She currently lives in San Miguel de Allende. Sandra Cisneros is a dual citizen of the United States and Mexico and earns her living by her pen. Her literary papers are preserved in Texas at the Wittliff Collections at Texas State University. She is also the organizer of Los MacArturos, Latino MacArthur fellows who are community activists. In addition to her writing, Cisneros has fostered the careers of many aspiring and emerging writers through two non-profits she founded: the Macondo Foundation and the Alfredo Cisneros del Moral Foundation. Her classic, coming-of-age novel, The House on Mango Street, has sold over six million copies, has been translated into over twenty languages, and is required reading in elementary, high school, and universities across the nation. I agree to receive personalized updates and marketing messages about Halestorm based on my information, interests, activities, website visits and device data.

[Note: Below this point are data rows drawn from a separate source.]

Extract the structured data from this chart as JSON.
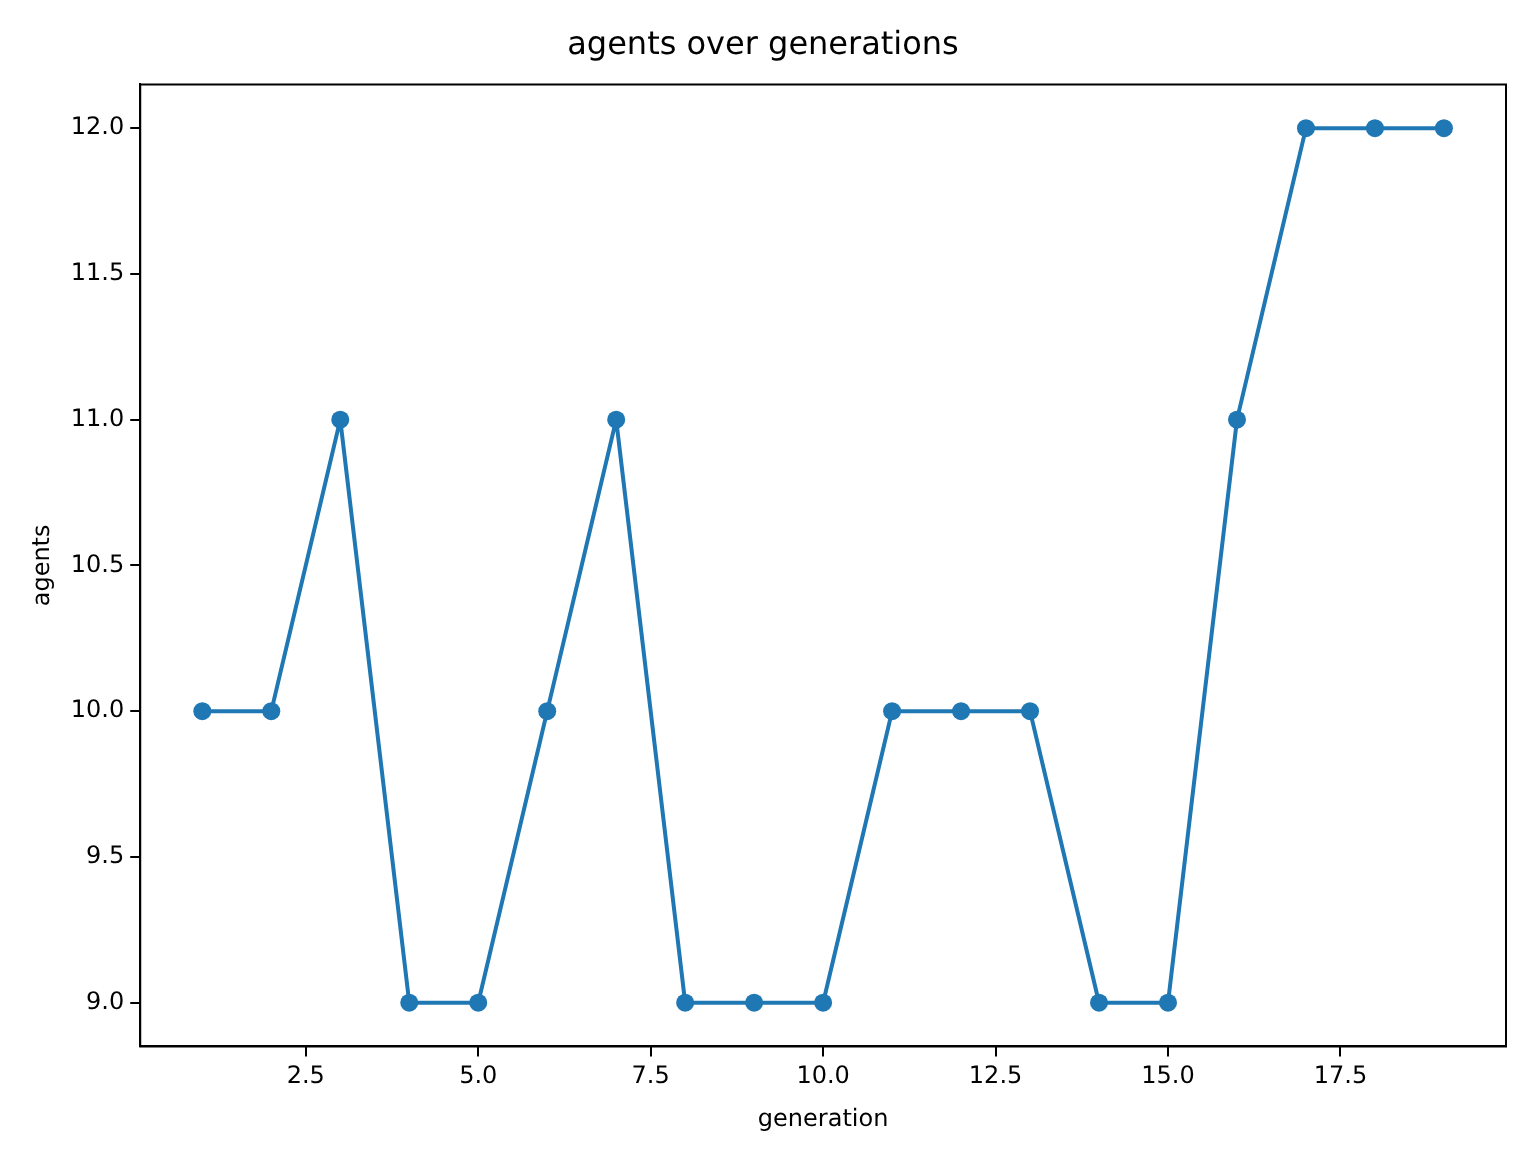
{
  "chart_data": {
    "type": "line",
    "title": "agents over generations",
    "xlabel": "generation",
    "ylabel": "agents",
    "x": [
      1,
      2,
      3,
      4,
      5,
      6,
      7,
      8,
      9,
      10,
      11,
      12,
      13,
      14,
      15,
      16,
      17,
      18,
      19
    ],
    "series": [
      {
        "color": "#1f77b4",
        "values": [
          10,
          10,
          11,
          9,
          9,
          10,
          11,
          9,
          9,
          9,
          10,
          10,
          10,
          9,
          9,
          11,
          12,
          12,
          12
        ]
      }
    ],
    "xlim": [
      0.1,
      19.9
    ],
    "ylim": [
      8.85,
      12.15
    ],
    "xticks": [
      {
        "value": 2.5,
        "label": "2.5"
      },
      {
        "value": 5,
        "label": "5.0"
      },
      {
        "value": 7.5,
        "label": "7.5"
      },
      {
        "value": 10,
        "label": "10.0"
      },
      {
        "value": 12.5,
        "label": "12.5"
      },
      {
        "value": 15,
        "label": "15.0"
      },
      {
        "value": 17.5,
        "label": "17.5"
      }
    ],
    "yticks": [
      {
        "value": 9,
        "label": "9.0"
      },
      {
        "value": 9.5,
        "label": "9.5"
      },
      {
        "value": 10,
        "label": "10.0"
      },
      {
        "value": 10.5,
        "label": "10.5"
      },
      {
        "value": 11,
        "label": "11.0"
      },
      {
        "value": 11.5,
        "label": "11.5"
      },
      {
        "value": 12,
        "label": "12.0"
      }
    ],
    "grid": false,
    "legend": false,
    "marker": "circle",
    "line_style": "solid"
  }
}
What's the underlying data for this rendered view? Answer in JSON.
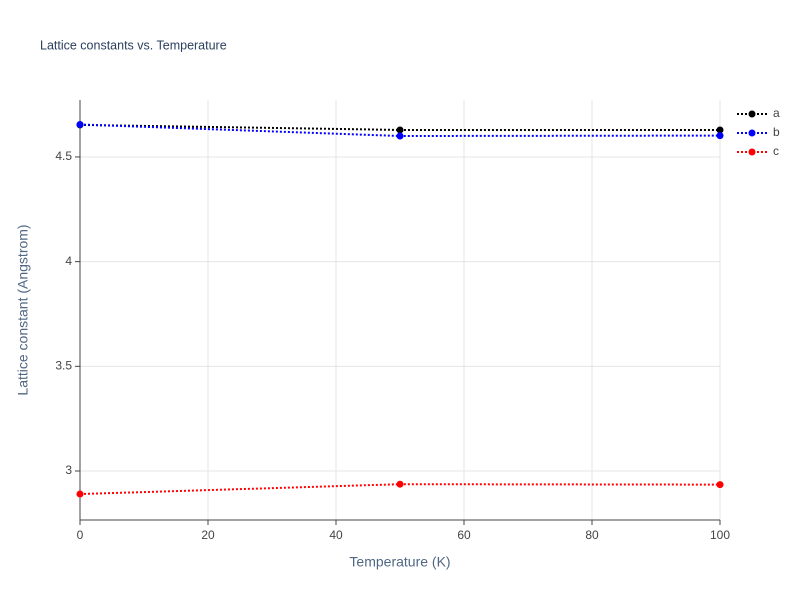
{
  "chart_data": {
    "type": "line",
    "title": "Lattice constants vs. Temperature",
    "x_label": "Temperature (K)",
    "y_label": "Lattice constant (Angstrom)",
    "x": [
      0,
      50,
      100
    ],
    "series": [
      {
        "name": "a",
        "color": "#000000",
        "values": [
          4.653,
          4.629,
          4.629
        ]
      },
      {
        "name": "b",
        "color": "#0000ff",
        "values": [
          4.655,
          4.6,
          4.602
        ]
      },
      {
        "name": "c",
        "color": "#ff0000",
        "values": [
          2.89,
          2.937,
          2.935
        ]
      }
    ],
    "xlim": [
      0,
      100
    ],
    "xticks": [
      0,
      20,
      40,
      60,
      80,
      100
    ],
    "ylim": [
      2.766,
      4.772
    ],
    "yticks": [
      {
        "value": 3,
        "label": "3"
      },
      3.5,
      {
        "value": 4,
        "label": "4"
      },
      4.5
    ],
    "grid": true,
    "legend": "top-right"
  }
}
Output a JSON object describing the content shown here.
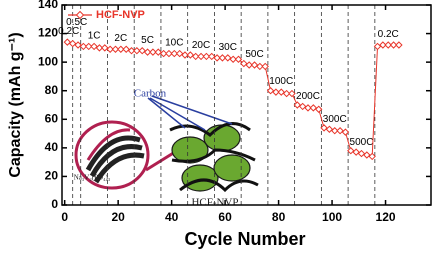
{
  "chart_data": {
    "type": "line",
    "xlabel": "Cycle Number",
    "ylabel": "Capacity (mAh g⁻¹)",
    "xlim": [
      -1,
      137
    ],
    "ylim": [
      0,
      140
    ],
    "xticks": [
      0,
      20,
      40,
      60,
      80,
      100,
      120
    ],
    "yticks": [
      0,
      20,
      40,
      60,
      80,
      100,
      120,
      140
    ],
    "series": [
      {
        "name": "HCF-NVP",
        "color": "#e8352a",
        "x": [
          1,
          3,
          5,
          7,
          9,
          11,
          13,
          15,
          17,
          19,
          21,
          23,
          25,
          27,
          29,
          31,
          33,
          35,
          37,
          39,
          41,
          43,
          45,
          47,
          49,
          51,
          53,
          55,
          57,
          59,
          61,
          63,
          65,
          67,
          69,
          71,
          73,
          75,
          77,
          79,
          81,
          83,
          85,
          87,
          89,
          91,
          93,
          95,
          97,
          99,
          101,
          103,
          105,
          107,
          109,
          111,
          113,
          115,
          117,
          119,
          121,
          123,
          125
        ],
        "values": [
          114,
          113,
          112,
          111,
          111,
          111,
          110,
          110,
          109,
          109,
          109,
          109,
          108,
          108,
          108,
          107,
          107,
          107,
          106,
          106,
          106,
          106,
          105,
          105,
          104,
          104,
          104,
          104,
          103,
          103,
          103,
          102,
          102,
          99,
          98,
          98,
          97,
          97,
          80,
          79,
          79,
          78,
          78,
          70,
          69,
          68,
          68,
          67,
          54,
          53,
          52,
          52,
          51,
          38,
          37,
          36,
          35,
          34,
          111,
          112,
          112,
          112,
          112
        ]
      }
    ],
    "segments": [
      {
        "label": "0.2C",
        "start": 0,
        "end": 3
      },
      {
        "label": "0.5C",
        "start": 3,
        "end": 6
      },
      {
        "label": "1C",
        "start": 6,
        "end": 16
      },
      {
        "label": "2C",
        "start": 16,
        "end": 26
      },
      {
        "label": "5C",
        "start": 26,
        "end": 36
      },
      {
        "label": "10C",
        "start": 36,
        "end": 46
      },
      {
        "label": "20C",
        "start": 46,
        "end": 56
      },
      {
        "label": "30C",
        "start": 56,
        "end": 66
      },
      {
        "label": "50C",
        "start": 66,
        "end": 76
      },
      {
        "label": "100C",
        "start": 76,
        "end": 86
      },
      {
        "label": "200C",
        "start": 86,
        "end": 96
      },
      {
        "label": "300C",
        "start": 96,
        "end": 106
      },
      {
        "label": "500C",
        "start": 106,
        "end": 116
      },
      {
        "label": "0.2C",
        "start": 116,
        "end": 126
      }
    ],
    "inset": {
      "carbon": "Carbon",
      "particle": "Na₃V₂(PO₄)₃",
      "composite": "HCF-NVP"
    }
  }
}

Most recently, she received the Ford Foundation’s Art of Change Fellowship, was recognized among The Frederick Douglass 200, and was awarded the PEN/Nabokov Award for Achievement in International Literature. Her numerous awards include NEA fellowships in both poetry and fiction, the Texas Medal of the Arts, a MacArthur Fellowship, several honorary doctorates and national and international book awards, including Chicago’s Fifth Star Award, the PEN Center USA Literary Award, and the National Medal of the Arts awarded to her by President Obama in 2016. SANDRA CISNEROS is a poet, short story writer, novelist and essayist whose work explores the lives of the working-class.